30 Day Active Supply

Definition

The sum of unique native units that transacted at least once in the trailing 30 days up to that interval. Native units that transacted more than once are only counted once.

Name

MetricID

Category

Subcategory

Type

Unit

Interval

30 Day Active Supply

SplyAct30d

Supply

Active

Sum

Native units

30 days

Details

  • For UTXO-based protocols, active supply is considered as the outputs created during the time interval. Mining reward outputs are not considered active. If an address has an output created outside the time interval, and inside the time interval, only the latter output will be considered active.

  • For account-based protocols, active supply is the sum of the balances of accounts that were either created outside of token generation events (genesis, mining, etc.) during the considered time interval, or that had at least one native units debit during it. Any type of movement suffice to mark an account as active (fees, transfers, etc.).

Asset- Specific Details

  • For Ripple, escrows are considered active supply, with a last active time at the time of their creation.

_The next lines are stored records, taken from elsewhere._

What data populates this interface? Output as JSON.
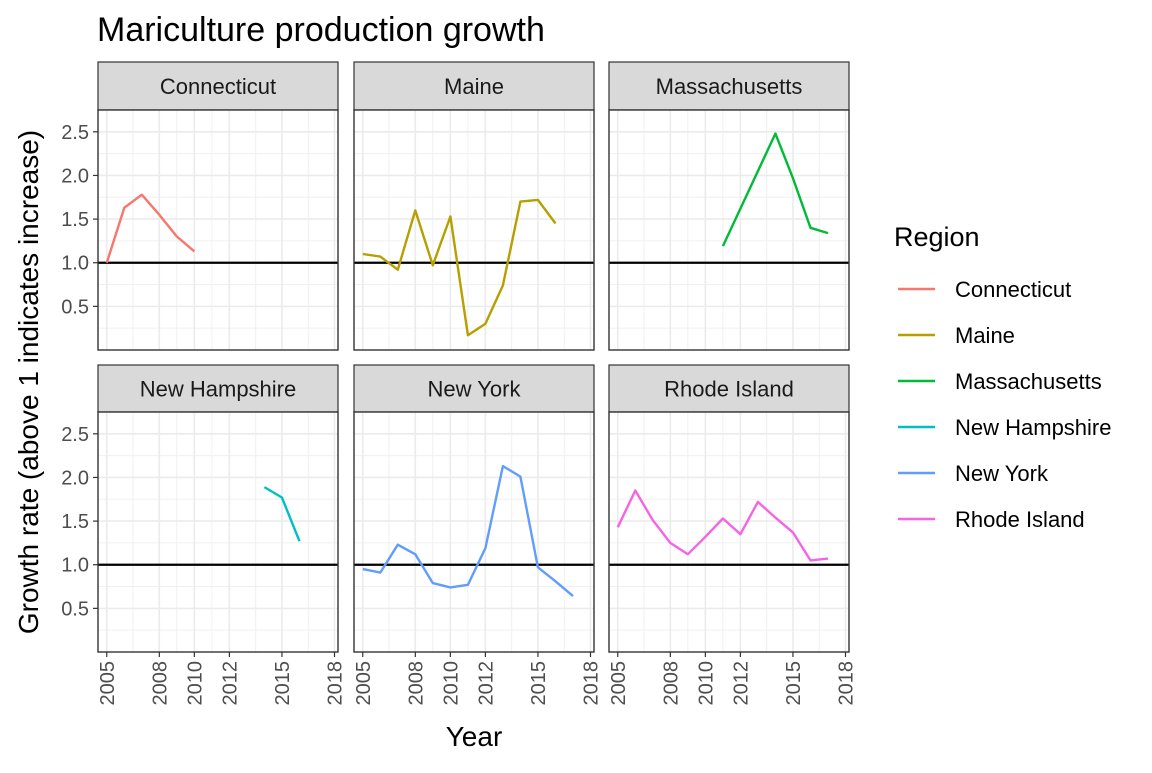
{
  "chart_data": {
    "type": "line",
    "title": "Mariculture production growth",
    "xlabel": "Year",
    "ylabel": "Growth rate (above 1 indicates increase)",
    "xlim": [
      2004.5,
      2018.2
    ],
    "ylim": [
      0.0,
      2.75
    ],
    "x_ticks": [
      2005,
      2008,
      2010,
      2012,
      2015,
      2018
    ],
    "x_tick_labels": [
      "2005",
      "2008",
      "2010",
      "2012",
      "2015",
      "2018"
    ],
    "y_ticks": [
      0.5,
      1.0,
      1.5,
      2.0,
      2.5
    ],
    "y_tick_labels": [
      "0.5",
      "1.0",
      "1.5",
      "2.0",
      "2.5"
    ],
    "reference_line": 1.0,
    "grid": true,
    "facet_layout": {
      "rows": 2,
      "cols": 3
    },
    "legend": {
      "title": "Region",
      "position": "right"
    },
    "series": [
      {
        "name": "Connecticut",
        "color": "#F8766D",
        "x": [
          2005.0,
          2006.0,
          2007.0,
          2008.0,
          2009.0,
          2010.0
        ],
        "y": [
          1.0,
          1.63,
          1.78,
          1.55,
          1.3,
          1.13
        ]
      },
      {
        "name": "Maine",
        "color": "#B79F00",
        "x": [
          2005,
          2006,
          2007,
          2008,
          2009,
          2010,
          2011,
          2012,
          2013,
          2014,
          2015,
          2016
        ],
        "y": [
          1.1,
          1.07,
          0.92,
          1.6,
          0.97,
          1.53,
          0.17,
          0.3,
          0.74,
          1.7,
          1.72,
          1.45
        ]
      },
      {
        "name": "Massachusetts",
        "color": "#00BA38",
        "x": [
          2011,
          2012,
          2013,
          2014,
          2015,
          2016,
          2017
        ],
        "y": [
          1.19,
          1.62,
          2.05,
          2.48,
          1.97,
          1.4,
          1.34
        ]
      },
      {
        "name": "New Hampshire",
        "color": "#00BFC4",
        "x": [
          2014,
          2015,
          2016
        ],
        "y": [
          1.89,
          1.77,
          1.27
        ]
      },
      {
        "name": "New York",
        "color": "#619CFF",
        "x": [
          2005,
          2006,
          2007,
          2008,
          2009,
          2010,
          2011,
          2012,
          2013,
          2014,
          2015,
          2016,
          2017
        ],
        "y": [
          0.95,
          0.91,
          1.23,
          1.12,
          0.79,
          0.74,
          0.77,
          1.19,
          2.13,
          2.01,
          0.97,
          0.81,
          0.64
        ]
      },
      {
        "name": "Rhode Island",
        "color": "#F564E3",
        "x": [
          2005,
          2006,
          2007,
          2008,
          2009,
          2010,
          2011,
          2012,
          2013,
          2014,
          2015,
          2016,
          2017
        ],
        "y": [
          1.43,
          1.85,
          1.51,
          1.25,
          1.12,
          1.32,
          1.53,
          1.35,
          1.72,
          1.54,
          1.37,
          1.05,
          1.07
        ]
      }
    ]
  }
}
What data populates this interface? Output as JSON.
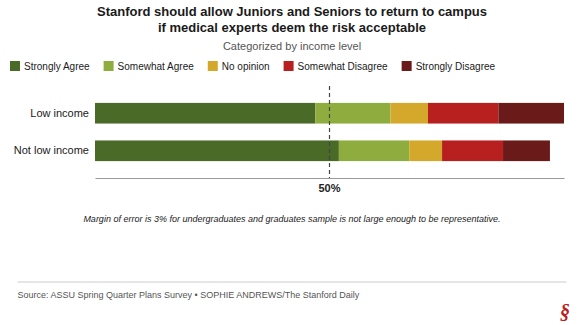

  • This metric is not available for assets that have full privacy, like Monero and Grin.

  • For assets that have opt-in privacy features, like ZCash, we only take the non-private balances into account.

Release History

  • Released in the version 1.0 of Network Data Pro

Interpretation

This metric tracks the fraction of supply active in the trailing period specified. This allows you to determine how active given tranches of a cryptocurrency are. This is a distinct and harder to forge metric than transactional value (see for instance Transactions, transfers, value, adjusted, USD), which can be increased by a few whales making copious self-sends. In active supply, one’s ability to game the metric is proportional to one’s share of supply. The worst an adversary could do would be to make their fraction of supply appear perpetually active. Active supply cohorts are a popular tool used by traders to access the market-relevant supply of an asset and to ascertain whether a given asset is being used transactionally or as a store of value. Additionally, the longer-term active supply cohorts can be used to derive an estimate of lost coins.